Physical — data centers within India, protected by access controls and multi-factor authentication for administrative entry.
No system is perfectly impenetrable, and we can't promise absolute security. We do promise to keep raising the bar — and we ask you to do your part by using a strong password and keeping your login details confidential.
11. Your Rights and How to Use Them
Under the DPDP Act and other applicable laws, you hold meaningful rights over your information. You can exercise any of these by writing to cp@rivo.pe or, where available, directly in the app under Settings.
- Access — request a copy of the personal information we hold about you.
- Correction — fix inaccurate or incomplete details, many of which you can edit yourself in your profile.
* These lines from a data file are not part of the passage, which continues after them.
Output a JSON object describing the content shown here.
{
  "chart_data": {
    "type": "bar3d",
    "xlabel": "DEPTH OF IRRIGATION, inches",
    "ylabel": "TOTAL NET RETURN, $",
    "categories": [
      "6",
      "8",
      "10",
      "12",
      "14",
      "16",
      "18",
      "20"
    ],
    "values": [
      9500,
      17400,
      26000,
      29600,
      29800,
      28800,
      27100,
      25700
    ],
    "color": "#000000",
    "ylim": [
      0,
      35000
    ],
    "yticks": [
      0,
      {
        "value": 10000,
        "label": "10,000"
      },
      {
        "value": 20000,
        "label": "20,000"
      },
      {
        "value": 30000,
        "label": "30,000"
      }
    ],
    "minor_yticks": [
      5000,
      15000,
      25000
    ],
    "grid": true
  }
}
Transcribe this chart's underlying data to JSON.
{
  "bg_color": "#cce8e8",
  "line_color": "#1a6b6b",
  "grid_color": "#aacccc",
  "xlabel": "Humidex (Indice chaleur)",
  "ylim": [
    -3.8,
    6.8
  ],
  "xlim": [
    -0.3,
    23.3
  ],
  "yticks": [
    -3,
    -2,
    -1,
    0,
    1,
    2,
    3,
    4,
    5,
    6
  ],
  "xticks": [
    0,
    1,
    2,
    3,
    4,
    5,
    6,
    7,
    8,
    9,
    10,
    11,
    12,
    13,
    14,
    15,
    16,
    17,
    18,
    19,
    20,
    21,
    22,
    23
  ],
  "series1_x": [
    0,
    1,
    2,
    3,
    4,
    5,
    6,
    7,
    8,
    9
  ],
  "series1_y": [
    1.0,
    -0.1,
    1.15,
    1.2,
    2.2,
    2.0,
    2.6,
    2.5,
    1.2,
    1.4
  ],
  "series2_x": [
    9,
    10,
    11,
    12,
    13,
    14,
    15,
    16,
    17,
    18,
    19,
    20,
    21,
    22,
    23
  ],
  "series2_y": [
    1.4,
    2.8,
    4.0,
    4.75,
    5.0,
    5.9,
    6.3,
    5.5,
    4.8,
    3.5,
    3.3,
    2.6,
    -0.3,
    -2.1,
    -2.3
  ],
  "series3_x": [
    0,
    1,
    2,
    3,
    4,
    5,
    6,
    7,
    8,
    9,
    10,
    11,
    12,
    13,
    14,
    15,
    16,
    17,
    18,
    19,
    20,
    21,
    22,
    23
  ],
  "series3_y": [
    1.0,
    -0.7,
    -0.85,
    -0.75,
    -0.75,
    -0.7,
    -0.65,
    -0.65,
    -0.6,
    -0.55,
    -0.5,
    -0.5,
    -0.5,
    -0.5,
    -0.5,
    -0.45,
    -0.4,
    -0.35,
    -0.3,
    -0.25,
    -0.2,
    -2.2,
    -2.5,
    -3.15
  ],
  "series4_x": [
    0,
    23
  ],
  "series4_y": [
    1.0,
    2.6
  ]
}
- Erasure — ask us to delete your personal data; we'll comply within 30 days unless a law requires us to keep it.
- Withdraw consent — turn off SMS, Gmail, or bank access at any time, through your device, the app, or by email.
- Restrict processing — ask us to limit how we use your information in certain situations.
- Data portability — request your personal data in a portable format so you can take it elsewhere.
- Nominate — appoint someone to exercise your rights on your behalf in the event of death or incapacity, as the DPDP Act allows.
We also give you visibility into your own permissions: in the app, you can toggle each data source, re-authorize Gmail, and review which sources Rivo is currently drawing from.
12. Children's Privacy
Rivo is intended for adults. You must be at least 18 — the age at which credit-related services become available in India — to use the Service, and we do not knowingly collect information from anyone younger. If we learn that a minor has provided us with personal data, we will delete it promptly. If you believe this has happened, please contact cp@rivo.pe right away.
14. Changes to This Policy
As Rivo evolves and the regulatory landscape shifts, we may update this Privacy Policy. When a change is material, we'll tell you by email or through a clear notice in the app, and we'll refresh the "Last Updated" date above. Continuing to use Rivo after a change takes effect means you accept the updated policy, so it's worth checking back from time to time.
15. Talk to Us
Questions, concerns, or requests about your privacy go to a real person, and we aim to respond promptly.
| Grievance Officer | Chandresh Pancholi |
| Grievance Email | cp@rivo.pe |
| Response Commitment | Within 30 days of receipt |
| Privacy & Data Queries | cp@rivo.pe |
| Consent Withdrawal | cp@rivo.pe (subject: "Withdraw Consent — [Your Email]") |
| General Support | cp@rivo.pe |
| Registered Address | Rivo Financial Intelligence, Bengaluru, Karnataka, India |
If you've raised a data-protection grievance with us and it remains unresolved after our internal process, you may escalate it to the Data Protection Board of India once that body is operational. Any dispute relating to this policy falls under the exclusive jurisdiction of the courts of Bengaluru, Karnataka.
Rivo complies with the Digital Personal Data Protection Act, 2023, the Information Technology Act, 2000, and applicable RBI fintech guidelines. Your trust is the foundation of everything we build.